Touretters pick up each other’s tics really fast too because of echopraxia.
And there’s a lot of overlap between stims and tics, especially because ‘stim’ isn’t a thing, really. It’s a word for every type of unusual movement or unusual sensory attention pattern that autistic people do, no matter the reason, whether it’s a tic or a way of processing information or a way of expressing emotion or a way of communicating (with people or with inanimate parts of the environment, because that happens too). And there’s a lot of grey areas between them too, like the difference between an autistic mannerism and a tic can be very subtle and there’s lots of gradations in between. And lots lots lots of overlap between autism and Tourette’s.

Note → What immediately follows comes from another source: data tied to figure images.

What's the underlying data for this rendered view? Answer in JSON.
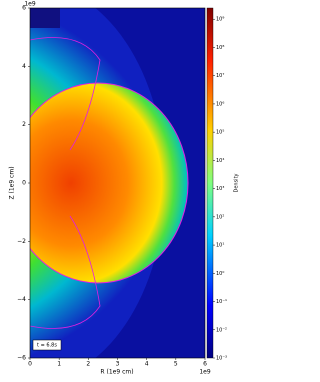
{
  "chart_data": {
    "type": "heatmap",
    "xlabel": "R (1e9 cm)",
    "ylabel": "Z (1e9 cm)",
    "x_offset_label": "1e9",
    "y_offset_label": "1e9",
    "annotation": "t = 6.8s",
    "xlim": [
      0,
      6
    ],
    "xticks": [
      0,
      1,
      2,
      3,
      4,
      5,
      6
    ],
    "ylim": [
      -6,
      6
    ],
    "yticks": [
      {
        "value": -6,
        "label": "−6"
      },
      {
        "value": -4,
        "label": "−4"
      },
      {
        "value": -2,
        "label": "−2"
      },
      0,
      2,
      4,
      6
    ],
    "colorbar": {
      "label": "Density",
      "scale": "log",
      "lim": [
        0.001,
        2500000000
      ],
      "ticks": [
        {
          "value": 0.001,
          "label": "10⁻³"
        },
        {
          "value": 0.01,
          "label": "10⁻²"
        },
        {
          "value": 0.1,
          "label": "10⁻¹"
        },
        {
          "value": 1,
          "label": "10⁰"
        },
        {
          "value": 10,
          "label": "10¹"
        },
        {
          "value": 100,
          "label": "10²"
        },
        {
          "value": 1000,
          "label": "10³"
        },
        {
          "value": 10000,
          "label": "10⁴"
        },
        {
          "value": 100000,
          "label": "10⁵"
        },
        {
          "value": 1000000,
          "label": "10⁶"
        },
        {
          "value": 10000000,
          "label": "10⁷"
        },
        {
          "value": 100000000,
          "label": "10⁸"
        },
        {
          "value": 1000000000,
          "label": "10⁹"
        }
      ]
    }
  }
}
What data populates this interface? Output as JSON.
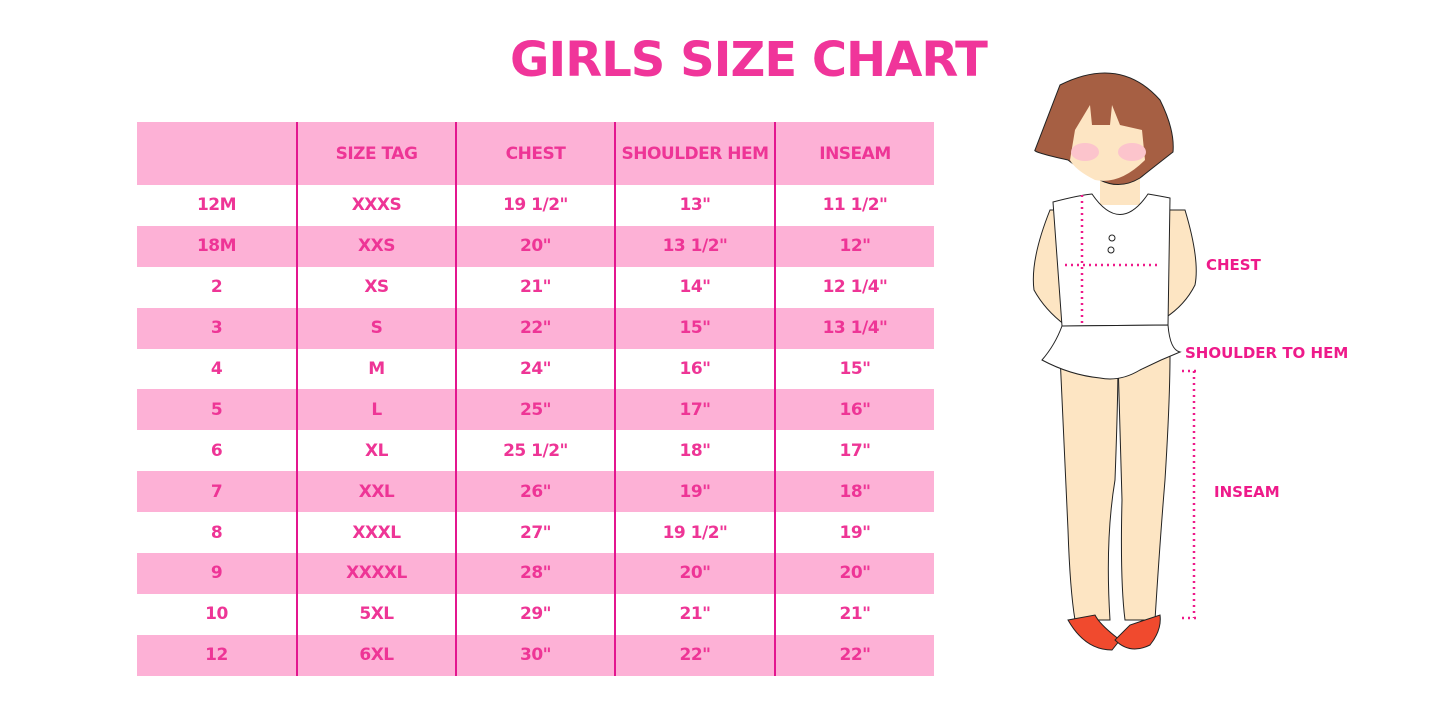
{
  "title": "GIRLS SIZE CHART",
  "table": {
    "headers": [
      "",
      "SIZE TAG",
      "CHEST",
      "SHOULDER HEM",
      "INSEAM"
    ],
    "rows": [
      [
        "12M",
        "XXXS",
        "19 1/2\"",
        "13\"",
        "11 1/2\""
      ],
      [
        "18M",
        "XXS",
        "20\"",
        "13 1/2\"",
        "12\""
      ],
      [
        "2",
        "XS",
        "21\"",
        "14\"",
        "12 1/4\""
      ],
      [
        "3",
        "S",
        "22\"",
        "15\"",
        "13 1/4\""
      ],
      [
        "4",
        "M",
        "24\"",
        "16\"",
        "15\""
      ],
      [
        "5",
        "L",
        "25\"",
        "17\"",
        "16\""
      ],
      [
        "6",
        "XL",
        "25 1/2\"",
        "18\"",
        "17\""
      ],
      [
        "7",
        "XXL",
        "26\"",
        "19\"",
        "18\""
      ],
      [
        "8",
        "XXXL",
        "27\"",
        "19 1/2\"",
        "19\""
      ],
      [
        "9",
        "XXXXL",
        "28\"",
        "20\"",
        "20\""
      ],
      [
        "10",
        "5XL",
        "29\"",
        "21\"",
        "21\""
      ],
      [
        "12",
        "6XL",
        "30\"",
        "22\"",
        "22\""
      ]
    ]
  },
  "illustration": {
    "chest_label": "CHEST",
    "shoulder_label": "SHOULDER TO HEM",
    "inseam_label": "INSEAM"
  },
  "colors": {
    "accent": "#ee3596",
    "row_pink": "#fdb1d6",
    "divider": "#e3168f"
  }
}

(I’m certain Tourette’s runs in my family. I read a description of it to my dad and he said “That’s my uncle, we thought he was just crazy” and then he thought a bit more and realized he had some minor tics, and I know I have tics. None of us have been diagnosed, but once you know how tics work, it’s usually pretty obvious whether you have a tic disorder or not. At least, as long as you haven’t built up a wall of denial around the whole thing, which can happen. And also if it’s mild or sometimes-suppressible you can wonder whether it’s voluntary or not, especially because tics often come with a sense of urgency and “I need to tic NOW!” to them. I used to think of both stimming and ticcing as shameful addictions, when I was growing up, it was the only context I had for anything like that, so I thought of myself like I was addicted to moving in certain ways and making certain noises and like no matter how long I suppressed it it would come out eventually, and I couldn’t “break the habit”. It made me feel horrible about myself.)
Anyway… autistic people pick up stims from each other all the time, both on purpose and by accident. Both of these things are completely okay. If anyone tells you otherwise, ask who died and made them the Stim Police. Seriously. People who do that need to find some better use of their time.

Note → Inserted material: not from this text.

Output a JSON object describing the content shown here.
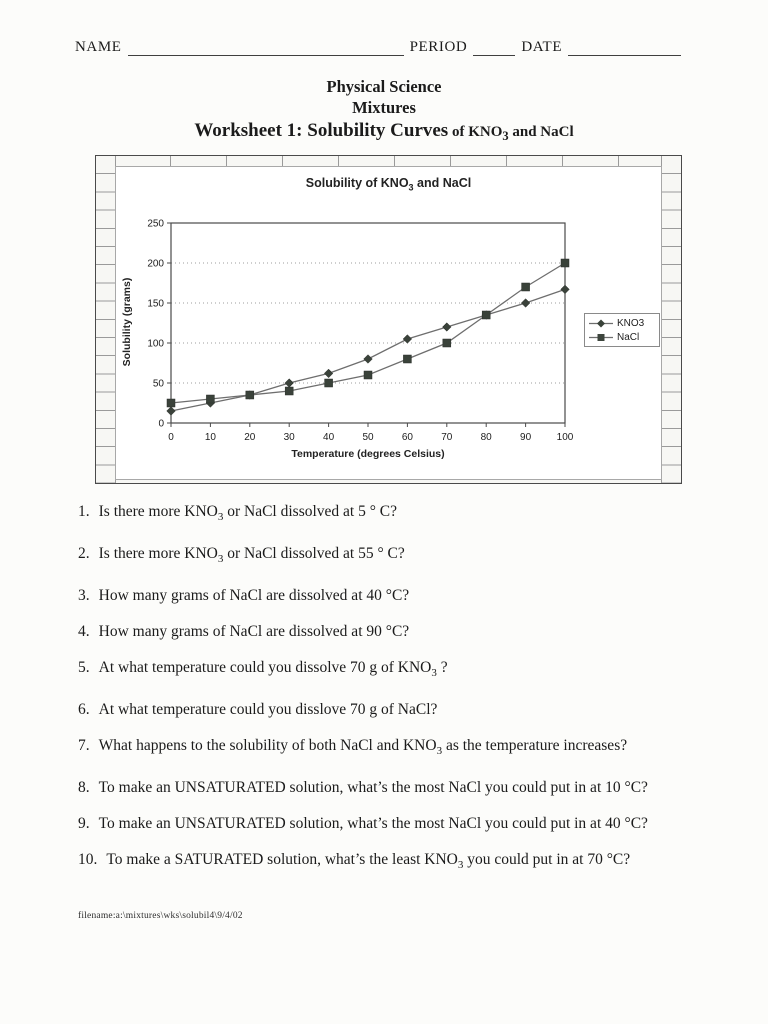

I actually got criticized online at one point for rocking improperly in a video. I didn’t know there was a proper and improper way to rock but a couple people were dead certain that I didn’t know how to rock properly and was therefore imitating rocking, badly. The funny thing was, I went to a DD conference a few days later, where lots of people rocked in exactly the way that I was rocking in the video. So either the conference was full of people who didn’t know how to rock, or the Stim Police are full of shit.

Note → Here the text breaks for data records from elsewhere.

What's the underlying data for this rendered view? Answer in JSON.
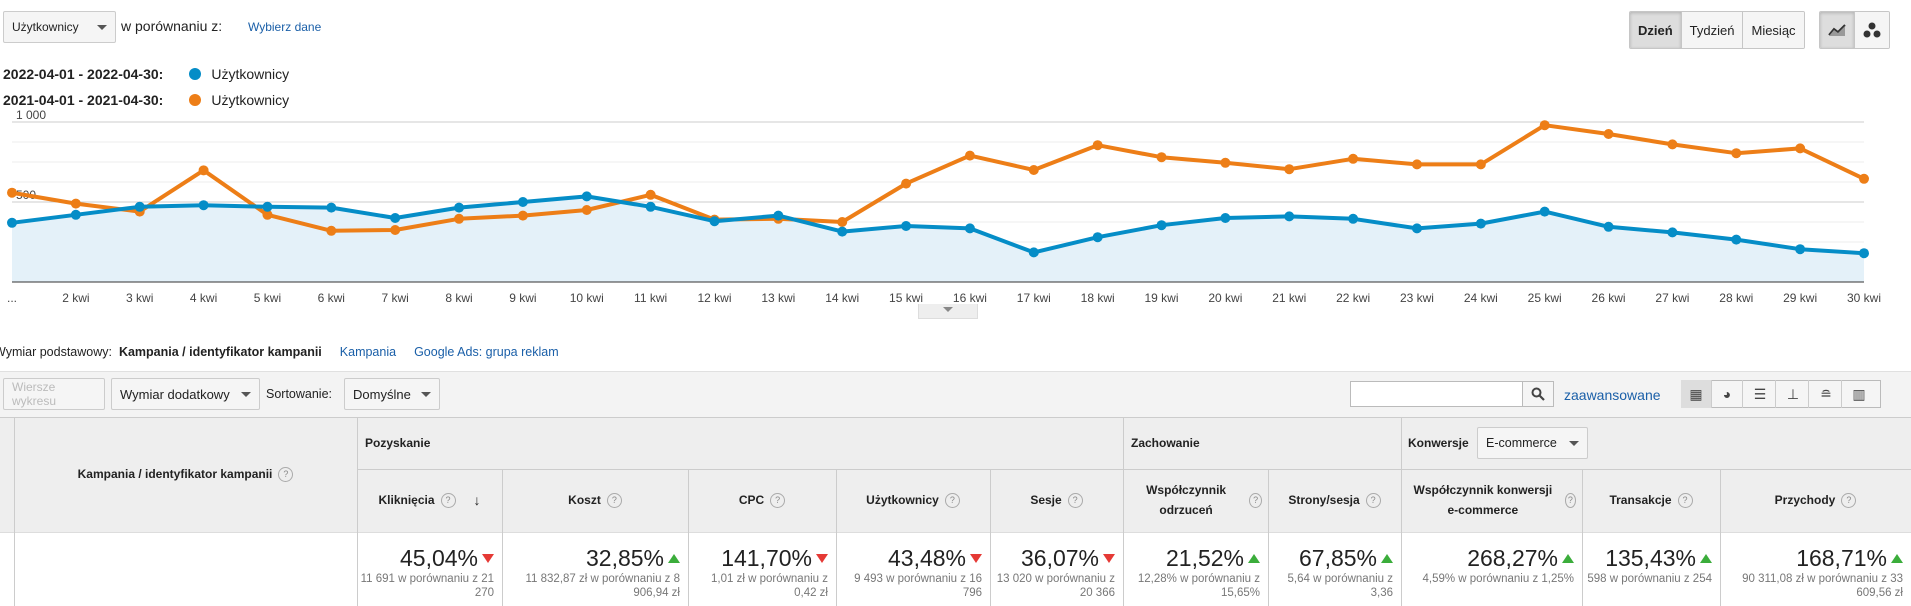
{
  "top": {
    "metric_select": "Użytkownicy",
    "compare_label": "w porównaniu z:",
    "choose_link": "Wybierz dane",
    "period_buttons": [
      "Dzień",
      "Tydzień",
      "Miesiąc"
    ],
    "active_period": "Dzień"
  },
  "legend": [
    {
      "range": "2022-04-01 - 2022-04-30:",
      "label": "Użytkownicy",
      "color": "#058dc7"
    },
    {
      "range": "2021-04-01 - 2021-04-30:",
      "label": "Użytkownicy",
      "color": "#ed7e17"
    }
  ],
  "chart_data": {
    "type": "line",
    "x": [
      "...",
      "2 kwi",
      "3 kwi",
      "4 kwi",
      "5 kwi",
      "6 kwi",
      "7 kwi",
      "8 kwi",
      "9 kwi",
      "10 kwi",
      "11 kwi",
      "12 kwi",
      "13 kwi",
      "14 kwi",
      "15 kwi",
      "16 kwi",
      "17 kwi",
      "18 kwi",
      "19 kwi",
      "20 kwi",
      "21 kwi",
      "22 kwi",
      "23 kwi",
      "24 kwi",
      "25 kwi",
      "26 kwi",
      "27 kwi",
      "28 kwi",
      "29 kwi",
      "30 kwi"
    ],
    "y_ticks": [
      "1 000",
      "500"
    ],
    "ylim": [
      0,
      1000
    ],
    "series": [
      {
        "name": "2022-04 Użytkownicy",
        "color": "#058dc7",
        "values": [
          370,
          420,
          470,
          480,
          470,
          465,
          400,
          465,
          500,
          535,
          470,
          380,
          415,
          315,
          350,
          335,
          185,
          280,
          355,
          400,
          410,
          395,
          335,
          365,
          440,
          345,
          310,
          265,
          205,
          180
        ]
      },
      {
        "name": "2021-04 Użytkownicy",
        "color": "#ed7e17",
        "values": [
          558,
          490,
          440,
          698,
          420,
          320,
          325,
          395,
          415,
          450,
          545,
          390,
          395,
          375,
          615,
          790,
          700,
          855,
          780,
          745,
          705,
          770,
          735,
          735,
          980,
          925,
          860,
          805,
          835,
          645
        ]
      }
    ]
  },
  "dimension": {
    "label": "Wymiar podstawowy:",
    "active": "Kampania / identyfikator kampanii",
    "options": [
      "Kampania",
      "Google Ads: grupa reklam"
    ]
  },
  "toolbar": {
    "chart_rows": "Wiersze wykresu",
    "secondary": "Wymiar dodatkowy",
    "sort_label": "Sortowanie:",
    "sort_value": "Domyślne",
    "advanced": "zaawansowane"
  },
  "table": {
    "dim_header": "Kampania / identyfikator kampanii",
    "groups": {
      "acquisition": "Pozyskanie",
      "behavior": "Zachowanie",
      "conversions": "Konwersje",
      "conv_select": "E-commerce"
    },
    "columns": [
      {
        "name": "Kliknięcia",
        "pct": "45,04%",
        "dir": "down",
        "sub": "11 691 w porównaniu z 21 270"
      },
      {
        "name": "Koszt",
        "pct": "32,85%",
        "dir": "up",
        "sub": "11 832,87 zł w porównaniu z 8 906,94 zł"
      },
      {
        "name": "CPC",
        "pct": "141,70%",
        "dir": "down",
        "sub": "1,01 zł w porównaniu z 0,42 zł"
      },
      {
        "name": "Użytkownicy",
        "pct": "43,48%",
        "dir": "down",
        "sub": "9 493 w porównaniu z 16 796"
      },
      {
        "name": "Sesje",
        "pct": "36,07%",
        "dir": "down",
        "sub": "13 020 w porównaniu z 20 366"
      },
      {
        "name": "Współczynnik odrzuceń",
        "pct": "21,52%",
        "dir": "up",
        "sub": "12,28% w porównaniu z 15,65%"
      },
      {
        "name": "Strony/sesja",
        "pct": "67,85%",
        "dir": "up",
        "sub": "5,64 w porównaniu z 3,36"
      },
      {
        "name": "Współczynnik konwersji e-commerce",
        "pct": "268,27%",
        "dir": "up",
        "sub": "4,59% w porównaniu z 1,25%"
      },
      {
        "name": "Transakcje",
        "pct": "135,43%",
        "dir": "up",
        "sub": "598 w porównaniu z 254"
      },
      {
        "name": "Przychody",
        "pct": "168,71%",
        "dir": "up",
        "sub": "90 311,08 zł w porównaniu z 33 609,56 zł"
      }
    ]
  }
}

There are, by the way, tons of ways that autistic people rock, and if you learn to tell the difference you can tell a lot about someone’s mood, what they’re paying attention to, and all kinds of other things. But it won’t tell you whether the person is autistic or not, because there’s no single ‘proper autistic way to rock’.
There’s also not a thing where when you’re autistic you stim in one way and one way only. Most autistic people stim differently in different situations. I actually had someone get on my case because they’d only ever seen me wiggle my fingers by my face. And then they saw me rocking while holding a toy and insisted that I’d somehow done something horrible by changing the way I stimmed and therefore not being myself anymore and not being genuine because real autistic people only stim in one way and…. I can’t even.
Also, my stimming has evolved over time. It’s not identical to how it was in my childhood, because I’m older now. Some of it is stuff I’ve picked up from others but other parts are just my body doing what feels right when it feels right to do it, and learning to go with that instead of suppressing it, for the most part.